October 03, 2009

Why We Go to South Dakota

Park ranger at Wind Cave National Park. Photo by Chas S. Clifton.Wind Cave National Park ranger Garrett Roke leads a tour underground.

It happened several time that when M. and I told friends we were going to South Dakota, the response was, "Why South Dakota?

Despite the fact that the state tourist authority runs regular ads in the Denver Post Sunday travel section advertising the Black Hills, you do not see many green-and-white Colorado license plates here. Lots of Midwestern plates instead: Minnesota, Wisconsin, Nebraska, Iowa, etc.

Bird-hunters may come for pheasant, etc., in the prairie counties, but the Black Hills don't draw us Coloradans.

Too bad.

Yes, the eastern Black Hills are one of the most touristy and billboarded places you will see.

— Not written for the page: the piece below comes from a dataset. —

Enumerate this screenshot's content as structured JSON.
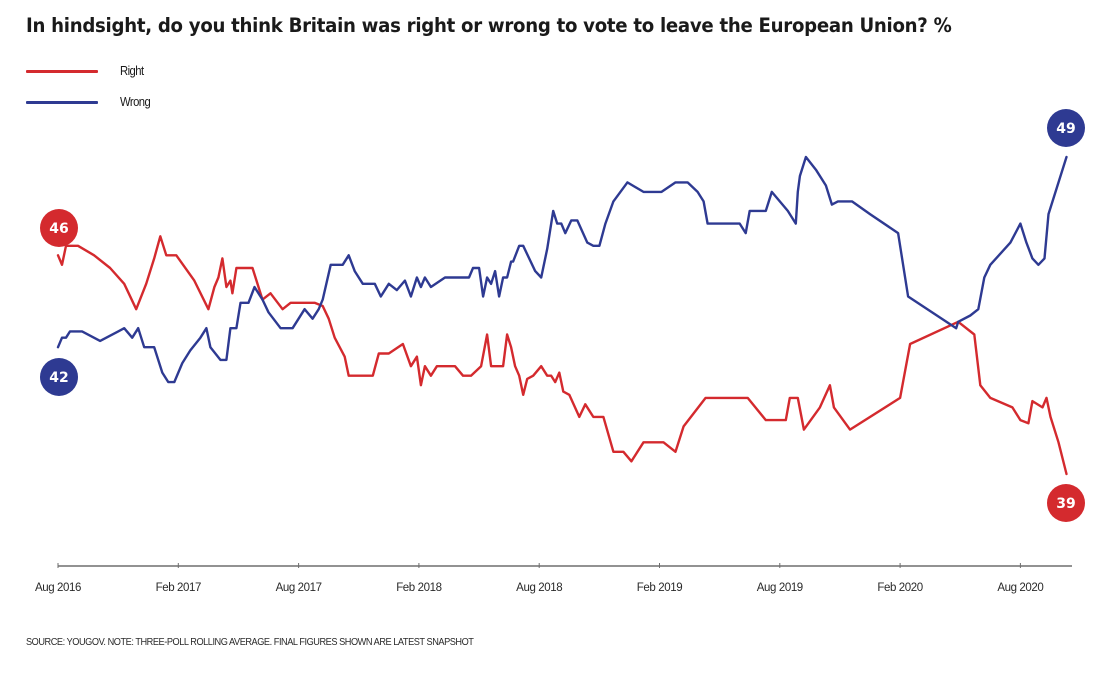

When I was a kid, one of my regular playmates was the son of the manager of Reptile Gardens, a private zoo that put up more huge signs than any Black Hills "tourist trap," including Bear County USA, the Big Thunder gold mine, the Circle B Chuckwagon, and all the many others. We thought it was all normal at the time.

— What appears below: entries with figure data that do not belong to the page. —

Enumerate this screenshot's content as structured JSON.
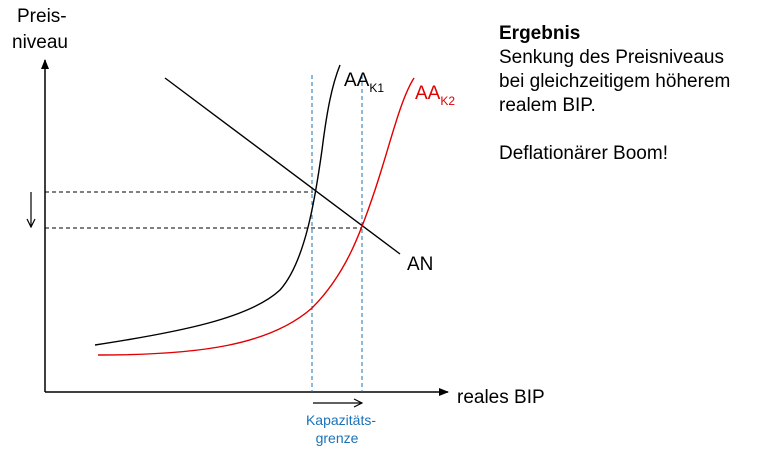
{
  "axes": {
    "y_label_line1": "Preis-",
    "y_label_line2": "niveau",
    "x_label": "reales BIP"
  },
  "curves": {
    "aa1_main": "AA",
    "aa1_sub": "K1",
    "aa2_main": "AA",
    "aa2_sub": "K2",
    "an": "AN"
  },
  "capacity": {
    "line1": "Kapazitäts-",
    "line2": "grenze"
  },
  "result": {
    "title": "Ergebnis",
    "line1": "Senkung des Preisniveaus",
    "line2": "bei gleichzeitigem höherem",
    "line3": "realem BIP.",
    "line4": "Deflationärer Boom!"
  },
  "colors": {
    "black": "#000000",
    "red": "#e00000",
    "blue": "#1a73b8"
  }
}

One the other hand, Wind Cave National Park (28,295 acres) and the adjacent Custer State Park (71,000 acres) make up a mini-Yellowstone.

What they lack in geothermal features and grizzly bears, they make up in underground stuff, in the case of Wind Cave, where interpretive ranger Garrett Roke describes 133 miles of explored passages underlying a square mile of surface area—incredibly complex, in other words. Exploration began in the 1880s with candles and balls of string and has not finished yet.

Although the local Indian hunters probably knew about the cave's natural opening (still there), which only a small adult could wiggle through, they apparently made little or no use of it. No Chauvet-style cave paintings.

And down the road is Jewel Cave National Monument, with less surface area but even more miles underground. More on it later.

Wind Cave NP and Custer State Park together preserve a good chunk of edge habitat, where the prairie meets the hills, where your hiking plan may have to include a big bull buffalo snoozing in the middle of the traill

While my fondness for the Black Hills starts with having spent eight years there as a kid, I have good reasons for going back now and again.

Some more photo posts will be forthcoming.